"J'ai peur qu'il passe à l'acte": le témoignage d'un enseignant menacé de mort par un parent d'élève

En octobre, un parent d'élève a menacé un enseignant d'un lycée du Grand-Quevilly, en Seine-Maritime, de lui "décrocher la tête". Le professeur souhaite depuis changer d'établissement.

Il ne veut plus retourner enseigner dans ce lycée. Le 20 octobre dernier, un enseignant de mathématiques du lycée Val-de-Seine, au Grand-Quevilly, en Seine-Maritime, a été menacé de mort par un parent d'élève.

Les faits se sont déroulés lors d'une rencontre parents-professeurs, raconte l'enseignant à BFMTV.

"Il m'a dit: 'Vous continuez comme ça avec ma fille et je vous décroche la tête'"

"Un monsieur est arrivé, costaud. Il se penche sur moi, il me dit 'c'est vous le professeur de mathématiques? Vous avez quelque chose contre ma fille?'", relate-t-il.

"Il commence à hausser la voix en disant que je traite sa fille comme une 'merde'", poursuit le professeur. Un de ses collègues se lève alors et demande à l'homme de se calmer.

"Juste avant de partir, il m'a dit: 'Vous continuez comme ça avec ma fille et je vous décroche la tête'. Il a répété ça deux fois, en me pointant du doigt et en hurlant", raconte l'enseignant, qui a "peur qu'il passe à l'acte". Il a porté plainte contre le parent d'élève le lendemain.

"Je regarde autour de moi quand je fais mes courses"
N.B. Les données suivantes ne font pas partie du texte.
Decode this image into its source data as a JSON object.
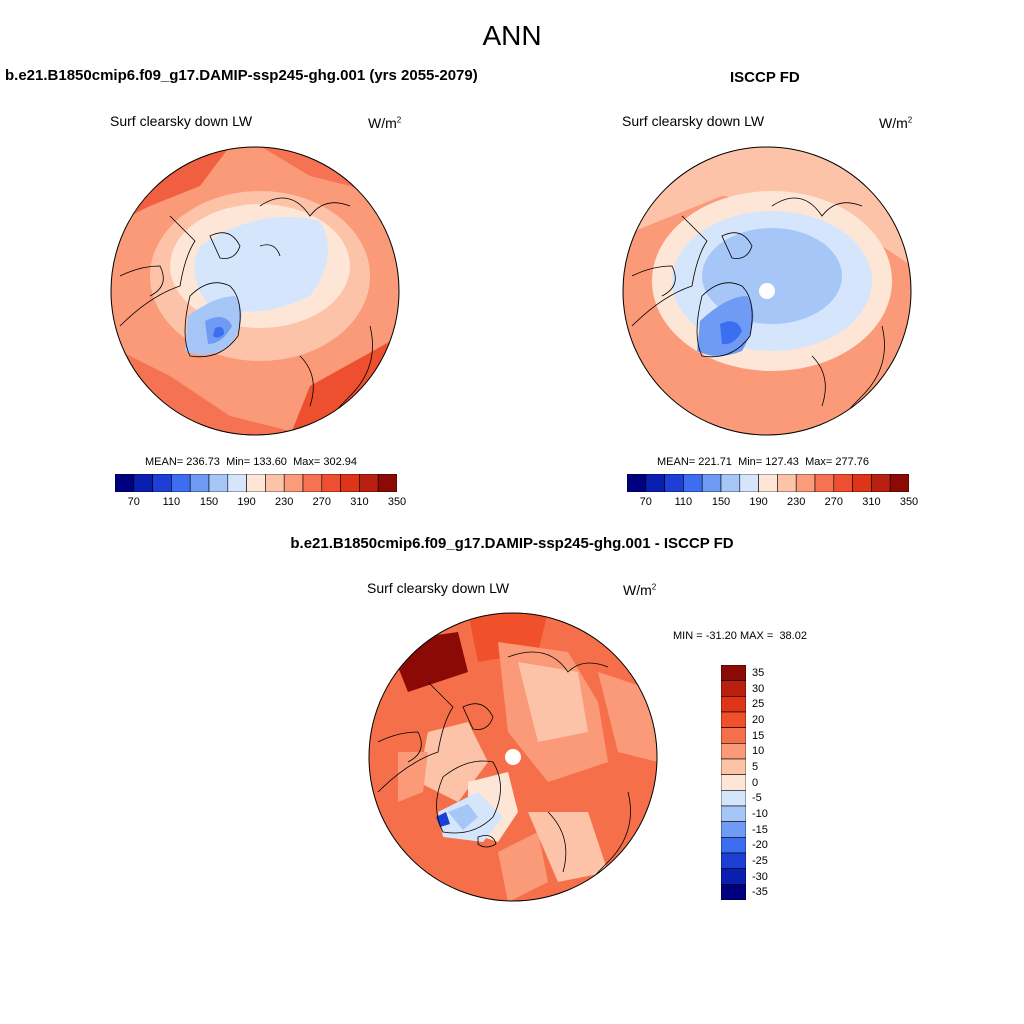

Selon les informations de RMC, le père de la lycéenne reproche au professeur de mathématiques d’avoir placé sa fille au fond de la classe, où elle ne peut pas suivre les cours. Elle souffre de dyslexie, de dysphrasie et de dyscalculie. L’enseignant a expliqué aux policiers qu’il n’avait pas connaissance des troubles de l’adolescente et qu'il place ses élèves dans l’ordre alphabétique. Le parent d’élève avait prévenu le proviseur et depuis, a-t-il assuré aux enquêteurs, l’élève a rejoint les premiers rangs.

Le mis en cause a été interpellé et placé en garde à vue. Selon RMC, il sera jugé en mars 2023 pour menaces de mort devant le tribunal correctionnel de Rouen. En attendant, il a été placé sous contrôle judiciaire avec interdiction d’entrer en contact avec le plaignant.

Ce dernier reste toutefois effrayé et a demandé à changer d'établissement.

"Je commence à regarder autour de moi quand je fais mes courses par exemple. Je n'ai jamais eu de problème avec des parents, je trouve ça injuste", dit-il à BFMTV.

"Apaiser le climat scolaire"

Il a reçu le soutien de ses collègues, qui ont retardé de quelques heures la rentrée de lundi pour tenir une réunion de crise, selon France 3 et Paris Normandie. Claire-Marie Feret, co-secrétaire académique du syndicat Snes-FSU, a condamné ce mercredi sur BFM Normandie "toute agression verbale ou physique" à l'égard d'un enseignant.

"L'administration a du mal à protéger les collègues dans l'exercice de leurs fonctions et les conditions d'enseignement ont tendance à se dégrader", dénonce-t-elle.

"Il faut apaiser le climat scolaire, redonner aux collègues les moyens d'enseigner, aux élèves les moyens d'apprendre, en étant dans des groupes à effectifs réduits", préconise l'enseignante.